The authors interviewed 24 people aged 19 to 34 about their digital-breakup habits and found that they fell into three categories: Deleters, who immediately erase all texts, untag all photos, and defriend their exes; keepers, who hold onto everything and continue to follow (let's be real... stalk) their exes on Facebook; selective disposers, who hang onto just a few special physical and digital possessions and are "more adaptive" (healthier). Unfortunately, only four of those interviewed fell into that last category.

The other two approaches come with their own emotional turmoil that is exacerbated by social media. For the deleters, their actions are often impulsive. How many of us have sat with our laptops open and a glass of Merlot and quickly de-friended an ex on Facebook or erased their texts? This is "beneficial on a short-term basis," say the authors. However, "deleters sometimes regret failing to save mementos symbolizing a chapter in their lives." Moreover, total deletion isn't even always an option on Facebook. As Nick Collins at The Telegraph writes "pictures and messages posted on social networks are not so easy to erase, especially if they have been posted online by someone else."

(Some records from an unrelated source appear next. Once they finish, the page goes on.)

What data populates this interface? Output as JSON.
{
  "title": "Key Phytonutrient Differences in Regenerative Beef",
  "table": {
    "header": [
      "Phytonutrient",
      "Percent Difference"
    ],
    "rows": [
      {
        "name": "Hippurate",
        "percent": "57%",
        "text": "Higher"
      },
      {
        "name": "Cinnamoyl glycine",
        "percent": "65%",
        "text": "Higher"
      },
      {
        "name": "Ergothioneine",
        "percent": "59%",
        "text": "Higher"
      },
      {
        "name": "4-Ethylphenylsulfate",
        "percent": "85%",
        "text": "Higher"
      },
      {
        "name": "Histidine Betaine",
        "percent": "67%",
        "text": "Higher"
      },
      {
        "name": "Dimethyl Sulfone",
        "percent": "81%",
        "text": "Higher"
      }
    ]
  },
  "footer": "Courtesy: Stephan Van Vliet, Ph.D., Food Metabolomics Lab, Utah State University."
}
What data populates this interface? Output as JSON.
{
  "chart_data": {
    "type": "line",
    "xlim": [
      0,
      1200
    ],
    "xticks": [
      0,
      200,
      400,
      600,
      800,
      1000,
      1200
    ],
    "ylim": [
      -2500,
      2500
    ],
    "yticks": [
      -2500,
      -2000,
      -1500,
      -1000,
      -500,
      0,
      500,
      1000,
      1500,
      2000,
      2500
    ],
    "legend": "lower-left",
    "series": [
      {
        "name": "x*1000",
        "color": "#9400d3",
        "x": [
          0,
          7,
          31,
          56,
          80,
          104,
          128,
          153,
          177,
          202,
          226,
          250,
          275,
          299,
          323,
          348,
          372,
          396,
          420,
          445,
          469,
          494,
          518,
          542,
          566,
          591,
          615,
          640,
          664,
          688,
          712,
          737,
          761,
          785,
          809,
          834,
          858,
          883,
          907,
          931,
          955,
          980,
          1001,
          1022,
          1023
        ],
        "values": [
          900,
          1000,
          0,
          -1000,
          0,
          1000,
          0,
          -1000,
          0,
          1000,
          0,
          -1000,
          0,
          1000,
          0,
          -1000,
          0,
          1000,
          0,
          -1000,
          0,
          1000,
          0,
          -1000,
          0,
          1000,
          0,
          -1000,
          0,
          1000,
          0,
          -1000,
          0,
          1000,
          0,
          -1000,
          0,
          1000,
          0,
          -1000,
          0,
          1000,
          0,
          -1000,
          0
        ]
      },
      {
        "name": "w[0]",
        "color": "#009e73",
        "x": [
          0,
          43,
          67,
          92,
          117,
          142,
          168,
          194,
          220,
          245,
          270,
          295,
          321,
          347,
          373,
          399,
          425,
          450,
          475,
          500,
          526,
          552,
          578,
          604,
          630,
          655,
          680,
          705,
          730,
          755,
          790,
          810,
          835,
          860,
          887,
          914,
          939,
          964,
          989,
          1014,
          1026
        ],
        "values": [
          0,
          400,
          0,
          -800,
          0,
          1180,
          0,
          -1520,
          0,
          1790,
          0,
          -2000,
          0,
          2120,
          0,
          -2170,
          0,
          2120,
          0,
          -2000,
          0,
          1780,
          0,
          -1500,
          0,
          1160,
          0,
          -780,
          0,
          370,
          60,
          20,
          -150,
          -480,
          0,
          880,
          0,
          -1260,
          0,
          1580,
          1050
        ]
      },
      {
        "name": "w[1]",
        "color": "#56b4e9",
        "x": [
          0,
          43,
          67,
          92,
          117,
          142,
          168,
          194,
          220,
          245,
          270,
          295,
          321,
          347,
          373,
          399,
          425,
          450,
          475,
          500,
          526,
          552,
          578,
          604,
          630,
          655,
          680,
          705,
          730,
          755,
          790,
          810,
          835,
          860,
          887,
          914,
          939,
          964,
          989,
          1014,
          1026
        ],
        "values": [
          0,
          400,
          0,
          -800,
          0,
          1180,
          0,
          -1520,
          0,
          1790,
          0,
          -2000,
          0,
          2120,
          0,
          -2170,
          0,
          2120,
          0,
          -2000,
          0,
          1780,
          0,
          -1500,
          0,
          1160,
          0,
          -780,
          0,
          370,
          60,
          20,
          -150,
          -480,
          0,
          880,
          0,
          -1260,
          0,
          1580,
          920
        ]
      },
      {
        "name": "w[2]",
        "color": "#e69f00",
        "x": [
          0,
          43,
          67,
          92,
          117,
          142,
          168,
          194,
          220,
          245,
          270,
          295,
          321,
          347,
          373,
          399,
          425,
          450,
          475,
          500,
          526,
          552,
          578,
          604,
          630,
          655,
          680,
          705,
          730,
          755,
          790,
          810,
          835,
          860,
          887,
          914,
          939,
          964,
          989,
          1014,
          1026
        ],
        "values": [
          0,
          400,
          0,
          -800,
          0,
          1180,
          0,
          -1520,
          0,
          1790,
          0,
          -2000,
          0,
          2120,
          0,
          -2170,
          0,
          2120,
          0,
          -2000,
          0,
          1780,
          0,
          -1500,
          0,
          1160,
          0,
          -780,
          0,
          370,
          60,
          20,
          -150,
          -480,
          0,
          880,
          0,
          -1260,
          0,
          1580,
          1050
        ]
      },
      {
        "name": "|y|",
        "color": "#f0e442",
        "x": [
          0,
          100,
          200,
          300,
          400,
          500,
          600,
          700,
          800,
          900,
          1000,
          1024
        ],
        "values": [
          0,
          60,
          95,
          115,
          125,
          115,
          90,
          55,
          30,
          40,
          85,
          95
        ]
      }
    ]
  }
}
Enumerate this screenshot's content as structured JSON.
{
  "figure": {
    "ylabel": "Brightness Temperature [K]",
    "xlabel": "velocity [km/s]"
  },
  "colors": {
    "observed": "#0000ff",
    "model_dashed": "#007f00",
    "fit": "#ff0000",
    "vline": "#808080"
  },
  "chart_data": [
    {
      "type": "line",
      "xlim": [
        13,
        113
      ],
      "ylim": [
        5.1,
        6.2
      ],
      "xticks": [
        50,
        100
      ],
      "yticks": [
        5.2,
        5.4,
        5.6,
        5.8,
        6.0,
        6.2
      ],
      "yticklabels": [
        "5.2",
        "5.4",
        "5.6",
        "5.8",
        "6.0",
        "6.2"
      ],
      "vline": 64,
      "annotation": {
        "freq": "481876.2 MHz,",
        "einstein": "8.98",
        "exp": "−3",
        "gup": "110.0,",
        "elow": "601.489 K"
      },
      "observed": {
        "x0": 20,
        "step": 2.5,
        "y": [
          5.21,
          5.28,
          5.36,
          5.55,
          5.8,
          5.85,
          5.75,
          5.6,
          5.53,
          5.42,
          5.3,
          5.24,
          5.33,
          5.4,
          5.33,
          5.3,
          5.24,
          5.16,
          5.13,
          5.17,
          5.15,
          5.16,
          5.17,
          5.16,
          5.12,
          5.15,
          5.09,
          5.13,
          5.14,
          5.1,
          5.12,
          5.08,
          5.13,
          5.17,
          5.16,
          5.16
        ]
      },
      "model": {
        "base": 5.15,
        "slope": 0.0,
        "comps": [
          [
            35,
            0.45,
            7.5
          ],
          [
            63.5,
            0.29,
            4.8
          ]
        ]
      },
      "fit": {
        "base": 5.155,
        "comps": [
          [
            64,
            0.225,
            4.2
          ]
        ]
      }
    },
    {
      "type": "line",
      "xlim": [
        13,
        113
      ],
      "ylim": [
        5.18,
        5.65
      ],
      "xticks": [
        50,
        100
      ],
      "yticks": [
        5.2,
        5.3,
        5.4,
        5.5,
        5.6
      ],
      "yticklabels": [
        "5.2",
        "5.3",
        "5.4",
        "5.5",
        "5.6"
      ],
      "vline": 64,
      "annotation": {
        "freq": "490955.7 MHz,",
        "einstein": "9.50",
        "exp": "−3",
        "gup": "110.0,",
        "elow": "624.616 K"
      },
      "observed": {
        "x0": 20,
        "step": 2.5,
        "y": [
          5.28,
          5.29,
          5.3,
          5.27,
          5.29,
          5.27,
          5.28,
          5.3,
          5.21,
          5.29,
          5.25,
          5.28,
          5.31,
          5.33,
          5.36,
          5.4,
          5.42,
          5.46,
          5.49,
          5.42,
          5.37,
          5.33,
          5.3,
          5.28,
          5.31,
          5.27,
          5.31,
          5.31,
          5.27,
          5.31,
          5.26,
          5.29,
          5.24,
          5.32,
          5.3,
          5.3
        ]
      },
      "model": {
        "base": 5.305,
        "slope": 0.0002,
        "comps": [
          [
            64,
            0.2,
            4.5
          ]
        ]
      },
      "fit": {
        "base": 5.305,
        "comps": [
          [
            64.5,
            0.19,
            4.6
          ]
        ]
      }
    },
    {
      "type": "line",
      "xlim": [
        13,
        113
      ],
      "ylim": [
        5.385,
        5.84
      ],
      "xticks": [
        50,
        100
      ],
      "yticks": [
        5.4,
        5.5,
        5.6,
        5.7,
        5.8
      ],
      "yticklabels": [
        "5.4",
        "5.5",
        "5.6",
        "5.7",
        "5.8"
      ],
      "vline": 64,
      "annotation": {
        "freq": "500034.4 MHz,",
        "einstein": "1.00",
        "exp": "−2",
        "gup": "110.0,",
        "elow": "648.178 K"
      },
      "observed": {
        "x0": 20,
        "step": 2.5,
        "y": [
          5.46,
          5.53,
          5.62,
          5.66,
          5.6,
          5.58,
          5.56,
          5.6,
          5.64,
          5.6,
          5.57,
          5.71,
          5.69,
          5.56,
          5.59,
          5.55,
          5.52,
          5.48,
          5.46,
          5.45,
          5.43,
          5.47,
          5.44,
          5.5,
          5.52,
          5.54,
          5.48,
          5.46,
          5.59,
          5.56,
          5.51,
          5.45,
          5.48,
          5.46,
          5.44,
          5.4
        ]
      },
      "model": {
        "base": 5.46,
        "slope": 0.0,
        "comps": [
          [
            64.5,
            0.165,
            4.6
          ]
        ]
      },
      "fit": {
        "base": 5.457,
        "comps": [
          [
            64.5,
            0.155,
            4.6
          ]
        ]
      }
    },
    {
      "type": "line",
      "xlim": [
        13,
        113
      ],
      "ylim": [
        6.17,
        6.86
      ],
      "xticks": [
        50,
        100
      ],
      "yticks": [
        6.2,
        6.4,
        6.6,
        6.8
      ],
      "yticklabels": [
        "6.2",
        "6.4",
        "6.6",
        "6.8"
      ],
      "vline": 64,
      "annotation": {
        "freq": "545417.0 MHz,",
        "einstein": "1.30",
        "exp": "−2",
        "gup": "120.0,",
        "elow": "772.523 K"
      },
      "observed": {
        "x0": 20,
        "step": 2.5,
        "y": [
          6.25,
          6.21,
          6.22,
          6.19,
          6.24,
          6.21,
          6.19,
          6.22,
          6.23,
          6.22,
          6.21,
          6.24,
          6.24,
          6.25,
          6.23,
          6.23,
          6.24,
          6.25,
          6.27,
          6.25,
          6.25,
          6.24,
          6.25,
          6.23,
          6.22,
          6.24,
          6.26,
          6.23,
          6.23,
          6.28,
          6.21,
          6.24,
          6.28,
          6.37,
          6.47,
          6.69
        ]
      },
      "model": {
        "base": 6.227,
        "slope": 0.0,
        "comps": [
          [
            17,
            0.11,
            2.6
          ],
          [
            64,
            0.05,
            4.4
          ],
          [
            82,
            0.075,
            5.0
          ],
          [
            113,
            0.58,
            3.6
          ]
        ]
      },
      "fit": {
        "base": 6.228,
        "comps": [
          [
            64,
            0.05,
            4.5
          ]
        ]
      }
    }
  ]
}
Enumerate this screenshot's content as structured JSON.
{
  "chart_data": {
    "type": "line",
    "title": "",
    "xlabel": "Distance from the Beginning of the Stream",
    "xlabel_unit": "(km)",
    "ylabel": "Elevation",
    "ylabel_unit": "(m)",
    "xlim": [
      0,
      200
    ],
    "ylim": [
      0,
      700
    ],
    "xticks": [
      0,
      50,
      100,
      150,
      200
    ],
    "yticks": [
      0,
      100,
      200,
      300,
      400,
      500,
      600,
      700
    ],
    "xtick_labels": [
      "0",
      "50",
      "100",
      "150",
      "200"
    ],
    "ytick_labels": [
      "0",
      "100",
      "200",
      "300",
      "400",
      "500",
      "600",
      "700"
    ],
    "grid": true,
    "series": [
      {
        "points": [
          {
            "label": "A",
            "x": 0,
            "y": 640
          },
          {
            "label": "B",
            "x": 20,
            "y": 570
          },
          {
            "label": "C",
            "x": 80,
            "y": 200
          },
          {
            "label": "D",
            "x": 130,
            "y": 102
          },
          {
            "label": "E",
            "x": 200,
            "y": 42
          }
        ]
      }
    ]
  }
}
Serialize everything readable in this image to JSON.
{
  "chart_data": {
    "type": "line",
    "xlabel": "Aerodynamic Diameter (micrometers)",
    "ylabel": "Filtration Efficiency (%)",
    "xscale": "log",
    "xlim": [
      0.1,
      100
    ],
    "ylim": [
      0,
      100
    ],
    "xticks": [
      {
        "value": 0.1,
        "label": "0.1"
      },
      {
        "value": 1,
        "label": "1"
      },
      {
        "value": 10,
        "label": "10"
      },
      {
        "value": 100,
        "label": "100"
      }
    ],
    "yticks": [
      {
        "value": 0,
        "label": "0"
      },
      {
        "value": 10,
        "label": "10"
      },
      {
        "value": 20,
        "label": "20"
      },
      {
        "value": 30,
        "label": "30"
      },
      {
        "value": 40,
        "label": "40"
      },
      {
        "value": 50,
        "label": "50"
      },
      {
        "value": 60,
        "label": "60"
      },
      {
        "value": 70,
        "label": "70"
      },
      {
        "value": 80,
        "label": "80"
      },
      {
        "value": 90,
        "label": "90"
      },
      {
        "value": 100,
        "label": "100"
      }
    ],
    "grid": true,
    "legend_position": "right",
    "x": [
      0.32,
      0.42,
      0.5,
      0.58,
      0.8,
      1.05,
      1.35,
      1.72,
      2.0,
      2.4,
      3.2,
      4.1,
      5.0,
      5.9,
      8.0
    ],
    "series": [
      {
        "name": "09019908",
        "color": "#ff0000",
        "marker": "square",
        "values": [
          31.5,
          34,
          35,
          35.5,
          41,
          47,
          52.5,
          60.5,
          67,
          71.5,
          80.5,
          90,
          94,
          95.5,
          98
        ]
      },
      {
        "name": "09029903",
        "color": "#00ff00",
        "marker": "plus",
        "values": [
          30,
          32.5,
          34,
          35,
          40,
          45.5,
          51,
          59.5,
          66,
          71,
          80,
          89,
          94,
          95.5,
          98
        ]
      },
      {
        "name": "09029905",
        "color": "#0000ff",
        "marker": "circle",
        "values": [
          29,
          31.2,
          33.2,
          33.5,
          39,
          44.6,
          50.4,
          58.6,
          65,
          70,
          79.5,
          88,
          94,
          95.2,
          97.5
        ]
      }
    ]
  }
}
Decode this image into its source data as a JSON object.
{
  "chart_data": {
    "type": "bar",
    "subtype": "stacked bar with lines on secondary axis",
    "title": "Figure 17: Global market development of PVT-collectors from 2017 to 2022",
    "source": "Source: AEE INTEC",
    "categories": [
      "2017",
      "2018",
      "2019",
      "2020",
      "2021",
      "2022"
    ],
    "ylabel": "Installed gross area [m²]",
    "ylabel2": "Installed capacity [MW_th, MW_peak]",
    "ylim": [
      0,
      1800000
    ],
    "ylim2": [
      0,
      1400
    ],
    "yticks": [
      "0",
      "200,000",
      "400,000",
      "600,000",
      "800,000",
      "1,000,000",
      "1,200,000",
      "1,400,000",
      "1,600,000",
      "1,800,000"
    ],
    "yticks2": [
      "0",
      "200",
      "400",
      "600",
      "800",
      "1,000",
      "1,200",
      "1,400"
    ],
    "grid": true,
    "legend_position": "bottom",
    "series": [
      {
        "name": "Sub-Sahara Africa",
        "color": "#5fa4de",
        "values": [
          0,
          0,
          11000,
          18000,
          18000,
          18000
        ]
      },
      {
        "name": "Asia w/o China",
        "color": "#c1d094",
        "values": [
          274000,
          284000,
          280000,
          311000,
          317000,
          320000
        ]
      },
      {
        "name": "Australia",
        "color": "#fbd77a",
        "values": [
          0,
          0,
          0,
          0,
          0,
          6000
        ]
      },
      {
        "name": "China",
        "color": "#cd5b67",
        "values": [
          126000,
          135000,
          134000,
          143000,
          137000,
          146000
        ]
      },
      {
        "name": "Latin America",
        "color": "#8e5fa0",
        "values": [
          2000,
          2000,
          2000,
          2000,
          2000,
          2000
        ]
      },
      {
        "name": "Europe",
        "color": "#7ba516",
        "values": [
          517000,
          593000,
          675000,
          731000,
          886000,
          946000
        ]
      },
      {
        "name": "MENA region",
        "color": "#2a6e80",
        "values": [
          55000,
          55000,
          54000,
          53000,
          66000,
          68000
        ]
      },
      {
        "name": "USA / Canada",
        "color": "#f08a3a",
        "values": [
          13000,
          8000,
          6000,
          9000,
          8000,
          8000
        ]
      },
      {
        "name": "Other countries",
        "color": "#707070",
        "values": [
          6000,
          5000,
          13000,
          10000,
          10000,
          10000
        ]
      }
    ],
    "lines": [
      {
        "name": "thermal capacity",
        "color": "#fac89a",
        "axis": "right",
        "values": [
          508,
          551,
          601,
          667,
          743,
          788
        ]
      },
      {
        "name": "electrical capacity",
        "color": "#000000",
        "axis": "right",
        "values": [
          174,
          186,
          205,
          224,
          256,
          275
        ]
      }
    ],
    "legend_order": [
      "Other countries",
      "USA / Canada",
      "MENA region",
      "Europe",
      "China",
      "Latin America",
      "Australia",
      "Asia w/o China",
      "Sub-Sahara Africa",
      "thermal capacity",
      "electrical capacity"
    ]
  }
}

For the keepers, it's extra hard to say goodbye to an old boyfriend or girlfriend. One participant admitted: "I try to get his information through social networks in a quiet way." According to the authors, keepers' behavior "leads the romantic attachment to persist, which prolongs the grief process." Facebook, in particular, is "very problematic," Sas told Today. "The other person is just a click away. There's almost this continual contact which is very compelling." While we can cut people out of photographs, donate exes' sweaters to charity (or burn them), and even delete phone numbers, finding the most up-to-date info on old flames is just a matter of one tempting search on Facebook. Furthermore, since there is such an abundance of digital memories in 21st century relationships, Sas adds that locating and erasing them all is "very, very emotionally taxing."

So, what are the impulsive and weak-willed Facebook users to do? The authors suggest the creation of "Pandora's Box" software that "scours online profiles for any trace of a former loved one and stores them in one place." Then, people can later erase or keep whichever digital possessions they choose... when they're in a better state of mind.

"Deleting, defriending, and signing out of an account can be done quietly and with dignity," writes Daisy Buchanan at The Guardian. "And when you're newly single, preserving your dignity should be your top priority."